La scuola è un’istituzione fondamentale nel processo di crescita di un individuo. In questo luogo i bambini dovrebbero imparare non solo la grammatica, i numeri e la storia, ma anche le regole di vita comunitaria, la responsabilità e il rispetto. Con il primo ingresso nel mondo scolastico i bambini entrano in una dinamica sociale decisamente più ampia di quella vissuta nel contesto familiare, che rappresenta il primo prototipo di gruppo sociale. La scuola si configura come un campo nel quale comprendere la gestione del tempo, degli spazi e dell’altro. Dalla primaria alla secondaria di II grado il bambino cresce, impara e scopre in che modo potersi inserire nel mondo. Per questo motivo risulta essere fondamentale iniziare dalla scuola quando si parla di integrazione.

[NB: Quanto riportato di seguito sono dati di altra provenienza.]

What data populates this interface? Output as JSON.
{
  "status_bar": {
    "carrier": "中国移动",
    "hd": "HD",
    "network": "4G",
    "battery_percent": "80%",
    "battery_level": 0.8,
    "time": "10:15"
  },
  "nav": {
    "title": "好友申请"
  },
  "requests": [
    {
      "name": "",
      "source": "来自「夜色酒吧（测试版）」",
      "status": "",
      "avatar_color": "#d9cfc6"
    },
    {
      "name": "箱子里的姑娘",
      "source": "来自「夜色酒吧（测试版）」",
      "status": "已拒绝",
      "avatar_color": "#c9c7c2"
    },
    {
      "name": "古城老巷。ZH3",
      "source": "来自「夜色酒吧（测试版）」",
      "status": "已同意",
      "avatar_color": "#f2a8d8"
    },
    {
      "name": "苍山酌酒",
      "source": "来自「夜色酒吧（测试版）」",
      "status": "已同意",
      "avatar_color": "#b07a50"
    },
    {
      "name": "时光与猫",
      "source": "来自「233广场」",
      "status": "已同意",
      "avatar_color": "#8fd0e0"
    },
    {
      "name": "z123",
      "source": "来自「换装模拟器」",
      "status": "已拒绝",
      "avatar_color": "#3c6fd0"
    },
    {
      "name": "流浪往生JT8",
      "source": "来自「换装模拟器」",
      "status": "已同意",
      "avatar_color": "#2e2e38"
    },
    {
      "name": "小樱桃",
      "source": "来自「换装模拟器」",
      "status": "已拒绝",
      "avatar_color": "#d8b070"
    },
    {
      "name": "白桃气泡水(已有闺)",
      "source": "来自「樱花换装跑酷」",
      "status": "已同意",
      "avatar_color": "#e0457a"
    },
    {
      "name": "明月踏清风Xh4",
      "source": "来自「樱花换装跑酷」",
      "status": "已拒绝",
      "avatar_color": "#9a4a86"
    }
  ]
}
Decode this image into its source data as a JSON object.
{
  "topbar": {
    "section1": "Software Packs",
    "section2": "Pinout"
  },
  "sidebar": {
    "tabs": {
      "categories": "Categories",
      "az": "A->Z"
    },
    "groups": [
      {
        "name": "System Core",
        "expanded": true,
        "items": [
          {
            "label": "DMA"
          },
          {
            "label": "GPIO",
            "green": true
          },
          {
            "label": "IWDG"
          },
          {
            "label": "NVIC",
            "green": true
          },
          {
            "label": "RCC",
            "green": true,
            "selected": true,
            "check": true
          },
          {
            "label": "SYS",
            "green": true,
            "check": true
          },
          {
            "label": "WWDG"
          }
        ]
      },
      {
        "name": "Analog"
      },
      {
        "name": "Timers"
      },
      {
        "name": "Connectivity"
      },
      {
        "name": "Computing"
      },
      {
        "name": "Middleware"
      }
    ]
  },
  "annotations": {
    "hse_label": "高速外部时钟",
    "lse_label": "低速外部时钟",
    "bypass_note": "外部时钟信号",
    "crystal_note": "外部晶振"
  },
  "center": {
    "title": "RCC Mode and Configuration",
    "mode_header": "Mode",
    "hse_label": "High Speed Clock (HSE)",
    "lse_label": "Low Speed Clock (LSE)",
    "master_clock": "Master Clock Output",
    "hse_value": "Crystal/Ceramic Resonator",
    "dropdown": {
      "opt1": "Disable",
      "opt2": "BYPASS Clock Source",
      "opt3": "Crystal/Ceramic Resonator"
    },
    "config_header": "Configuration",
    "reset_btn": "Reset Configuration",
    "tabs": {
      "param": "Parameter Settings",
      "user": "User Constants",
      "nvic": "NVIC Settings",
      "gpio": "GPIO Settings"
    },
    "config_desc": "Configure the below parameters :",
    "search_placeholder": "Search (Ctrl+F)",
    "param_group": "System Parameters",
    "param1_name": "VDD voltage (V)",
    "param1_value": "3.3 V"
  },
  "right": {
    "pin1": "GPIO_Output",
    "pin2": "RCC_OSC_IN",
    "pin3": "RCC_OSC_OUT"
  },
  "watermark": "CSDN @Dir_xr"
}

La disabilità è un concetto in evoluzione e il processo di integrazione non riesce a stare al passo con i tempi, confinando quindi la disabilità ad essere un fatto sociale. Infatti, se ci si sofferma sui cambiamenti avvenuti a livello teorico a partire dall’istituzione dell’ICF (Classifica Internazionale del funzionamento, della disabilità e della salute) è immediato comprendere che lo svantaggio maggiore viene dalla società che non è in grado di offrire pari opportunità a tutti i cittadini. Nel momento in cui uno stato non è in grado di provvedere alla reale eliminazione di barriere architettoniche e senso-percettive la disabilità resta però paralizzata nella posizione di fatto sociale, ovvero una modalità capace di esercitare su un individuo una costrizione esteriore. Ecco quindi che la disabilità suscita pietismo, spettacolarizzazione e atteggiamenti paternalistici che non sono funzionali per nessuno.
Concettualmente e giuridicamente è stato stabilito che lo stato deve garantire gli stessi diritti a ogni cittadino, garantendo a quest’ultimo la piena dignità sociale. In un paese come l’Italia però, dove solo il 18% delle scuole risulta accessibile considerando le barriere architettoniche e le barriere senso-percettive, il processo di integrazione è lento, talmente lento da apparire cristallizzato tra scartoffie e disinteresse.
Per questo motivo è importante partire dalla scuola per insegnare agli adulti di domani la condivisione delle difficoltà. Insegnando che essere un gruppo significa proprio questo: le difficoltà di uno sono le difficoltà di tutti. I genitori dei bambini con disabilità devono avere la garanzia che la scuola faccia il proprio lavoro mettendo a disposizione un ambiente accessibile e del personale preparato e attento. Insegnati, OEPA, addetti alla comunicazione, collaboratori scolastici. Tutte queste figure professionali devono lavorare in sinergia mantenendo la comunicazione con la famiglia dell’alunno con disabilità chiara e puntuale. Hanno inoltre il compito di lavorare sull’inserimento sociale e sulla mediazione con la classe.
Sapere di realtà che non hanno l’interesse, la motivazione o la capacità di contribuire attivamente e positivamente alla crescita del gruppo classe di uno studente con disabilità è riprovevole. Per questo motivo è importante richiedere tutte le figure previste a sostegno del proprio figlio e segnalare ogni problema che insorge nel farlo. Solamente con la collaborazione di tutti sarà possibile raggiungere l’obiettivo e garantire concretamente ciò che la legge prevede tra i diritti fondamentali.